Niu Panqing, Dong Xiaoxiang, Wang Yuancai, Liu Liming
State Key Laboratory of Food Science and Technology, Jiangnan University, 1800 Lihu Road, Wuxi, Jiangsu 214122, China; The Key Laboratory of Industrial Biotechnology, Ministry of Education, Jiangnan University, 1800 Lihu Road, Wuxi, Jiangsu 214122, China; Laboratory of Food Microbial-Manufacturing Engineering, Jiangnan University, 1800 Lihu Road, Wuxi, Jiangsu 214122, China.
State Key Laboratory of Food Science and Technology, Jiangnan University, 1800 Lihu Road, Wuxi, Jiangsu 214122, China; The Key Laboratory of Industrial Biotechnology, Ministry of Education, Jiangnan University, 1800 Lihu Road, Wuxi, Jiangsu 214122, China; Laboratory of Food Microbial-Manufacturing Engineering, Jiangnan University, 1800 Lihu Road, Wuxi, Jiangsu 214122, China.
J Biotechnol. 2014 Jun 10;179:56-62. doi: 10.1016/j.jbiotec.2014.03.021. Epub 2014 Mar 21.
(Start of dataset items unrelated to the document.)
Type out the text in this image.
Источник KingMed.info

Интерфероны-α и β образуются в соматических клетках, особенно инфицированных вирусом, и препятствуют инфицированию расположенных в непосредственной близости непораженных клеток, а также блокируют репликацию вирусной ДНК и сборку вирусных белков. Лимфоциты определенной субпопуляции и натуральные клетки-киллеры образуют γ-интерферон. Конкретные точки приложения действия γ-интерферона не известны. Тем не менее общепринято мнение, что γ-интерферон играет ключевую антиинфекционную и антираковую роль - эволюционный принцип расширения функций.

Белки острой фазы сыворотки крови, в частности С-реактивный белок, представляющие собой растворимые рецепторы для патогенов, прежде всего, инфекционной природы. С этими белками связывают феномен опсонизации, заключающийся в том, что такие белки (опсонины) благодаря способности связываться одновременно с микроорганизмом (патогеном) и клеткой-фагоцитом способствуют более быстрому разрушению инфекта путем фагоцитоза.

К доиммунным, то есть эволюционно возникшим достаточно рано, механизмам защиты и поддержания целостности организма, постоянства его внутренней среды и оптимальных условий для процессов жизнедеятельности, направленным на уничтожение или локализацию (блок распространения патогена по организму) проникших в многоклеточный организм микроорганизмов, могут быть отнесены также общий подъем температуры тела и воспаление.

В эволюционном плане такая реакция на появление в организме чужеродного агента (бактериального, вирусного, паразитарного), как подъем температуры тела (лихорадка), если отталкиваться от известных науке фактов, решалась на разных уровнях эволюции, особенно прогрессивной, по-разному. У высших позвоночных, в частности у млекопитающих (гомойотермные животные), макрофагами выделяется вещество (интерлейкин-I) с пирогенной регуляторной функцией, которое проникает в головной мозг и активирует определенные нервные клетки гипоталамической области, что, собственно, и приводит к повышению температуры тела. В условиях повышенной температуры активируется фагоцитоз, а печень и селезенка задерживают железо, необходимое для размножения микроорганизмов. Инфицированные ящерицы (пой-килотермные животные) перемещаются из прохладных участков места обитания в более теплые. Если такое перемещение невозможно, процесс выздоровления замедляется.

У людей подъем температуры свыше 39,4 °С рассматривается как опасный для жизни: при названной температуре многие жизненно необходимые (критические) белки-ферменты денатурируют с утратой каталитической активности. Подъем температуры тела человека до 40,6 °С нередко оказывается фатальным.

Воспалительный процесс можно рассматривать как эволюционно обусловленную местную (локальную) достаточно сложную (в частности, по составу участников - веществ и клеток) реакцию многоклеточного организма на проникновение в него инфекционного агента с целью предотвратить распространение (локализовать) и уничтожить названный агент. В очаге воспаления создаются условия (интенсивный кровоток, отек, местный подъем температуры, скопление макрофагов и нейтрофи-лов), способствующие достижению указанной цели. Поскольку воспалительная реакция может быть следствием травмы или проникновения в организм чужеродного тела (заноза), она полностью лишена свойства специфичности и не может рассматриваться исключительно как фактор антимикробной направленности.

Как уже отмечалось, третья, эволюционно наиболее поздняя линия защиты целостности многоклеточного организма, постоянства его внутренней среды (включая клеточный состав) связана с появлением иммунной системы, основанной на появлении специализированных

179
In this study, a novel strategy for α-ketoglutaric acid (α-KG) production from l-glutamic acid using recombinant l-glutamate oxidase (LGOX) was developed. First, by analyzing the molecular structure characteristics of l-glutamic acid and α-KG, LGOX was found to be the best catalyst for oxidizing the amino group of l-glutamic acid to a ketonic group without the need for exogenous cofactor. Then the LGOX gene was expressed in Escherichia coli BL21 (DE3) in a soluble and active form, and the recombinant LGOX activity reached to a maximum value of 0.59U/mL at pH 6.5, 30°C. Finally, the maximum α-KG concentration reached 104.7g/L from 110g/L l-glutamic acid in 24h, under the following optimum conditions: 1.5U/mL LGOX, 250U/mL catalase, 3mM MnCl2, 30°C, and pH 6.5.
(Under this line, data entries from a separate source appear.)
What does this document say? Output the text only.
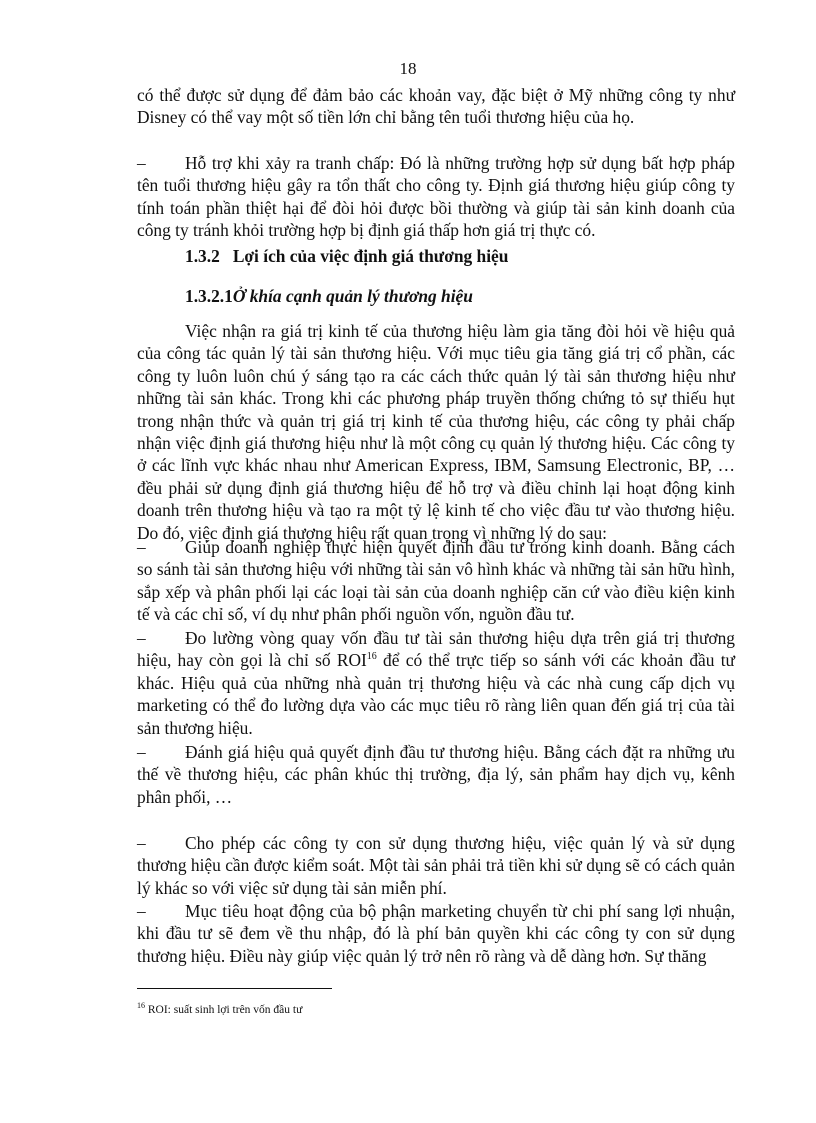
18

có thể được sử dụng để đảm bảo các khoản vay, đặc biệt ở Mỹ những công ty như Disney có thể vay một số tiền lớn chỉ bằng tên tuổi thương hiệu của họ.

– Hỗ trợ khi xảy ra tranh chấp: Đó là những trường hợp sử dụng bất hợp pháp tên tuổi thương hiệu gây ra tổn thất cho công ty. Định giá thương hiệu giúp công ty tính toán phần thiệt hại để đòi hỏi được bồi thường và giúp tài sản kinh doanh của công ty tránh khỏi trường hợp bị định giá thấp hơn giá trị thực có.

1.3.2   Lợi ích của việc định giá thương hiệu

1.3.2.1Ở khía cạnh quản lý thương hiệu

Việc nhận ra giá trị kinh tế của thương hiệu làm gia tăng đòi hỏi về hiệu quả của công tác quản lý tài sản thương hiệu. Với mục tiêu gia tăng giá trị cổ phần, các công ty luôn luôn chú ý sáng tạo ra các cách thức quản lý tài sản thương hiệu như những tài sản khác. Trong khi các phương pháp truyền thống chứng tỏ sự thiếu hụt trong nhận thức và quản trị giá trị kinh tế của thương hiệu, các công ty phải chấp nhận việc định giá thương hiệu như là một công cụ quản lý thương hiệu. Các công ty ở các lĩnh vực khác nhau như American Express, IBM, Samsung Electronic, BP, … đều phải sử dụng định giá thương hiệu để hỗ trợ và điều chỉnh lại hoạt động kinh doanh trên thương hiệu và tạo ra một tỷ lệ kinh tế cho việc đầu tư vào thương hiệu. Do đó, việc định giá thương hiệu rất quan trọng vì những lý do sau:

– Giúp doanh nghiệp thực hiện quyết định đầu tư trong kinh doanh. Bằng cách so sánh tài sản thương hiệu với những tài sản vô hình khác và những tài sản hữu hình, sắp xếp và phân phối lại các loại tài sản của doanh nghiệp căn cứ vào điều kiện kinh tế và các chỉ số, ví dụ như phân phối nguồn vốn, nguồn đầu tư.

– Đo lường vòng quay vốn đầu tư tài sản thương hiệu dựa trên giá trị thương hiệu, hay còn gọi là chỉ số ROI$^{16}$ để có thể trực tiếp so sánh với các khoản đầu tư khác. Hiệu quả của những nhà quản trị thương hiệu và các nhà cung cấp dịch vụ marketing có thể đo lường dựa vào các mục tiêu rõ ràng liên quan đến giá trị của tài sản thương hiệu.

– Đánh giá hiệu quả quyết định đầu tư thương hiệu. Bằng cách đặt ra những ưu thế về thương hiệu, các phân khúc thị trường, địa lý, sản phẩm hay dịch vụ, kênh phân phối, …

– Cho phép các công ty con sử dụng thương hiệu, việc quản lý và sử dụng thương hiệu cần được kiểm soát. Một tài sản phải trả tiền khi sử dụng sẽ có cách quản lý khác so với việc sử dụng tài sản miễn phí.

– Mục tiêu hoạt động của bộ phận marketing chuyển từ chi phí sang lợi nhuận, khi đầu tư sẽ đem về thu nhập, đó là phí bản quyền khi các công ty con sử dụng thương hiệu. Điều này giúp việc quản lý trở nên rõ ràng và dễ dàng hơn. Sự thăng

$^{16}$ ROI: suất sinh lợi trên vốn đầu tư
在本研究中,开发了一种利用重组L-谷氨酸氧化酶(LGOX)从L-谷氨酸生产α-酮戊二酸(α-KG)的新策略。首先,通过分析L-谷氨酸和α-KG的分子结构特征,发现LGOX是将L-谷氨酸的氨基氧化为酮基的最佳催化剂,无需外源辅因子。然后,LGOX基因在大肠杆菌BL21(DE3)中以可溶且有活性的形式表达,重组LGOX活性在pH 6.5、30°C时达到最大值0.59U/mL。最后,在以下最佳条件下:1.5U/mL LGOX、250U/mL过氧化氢酶、3mM MnCl2、30°C和pH 6.5,24小时内从110g/L L-谷氨酸中获得的最大α-KG浓度达到104.7g/L。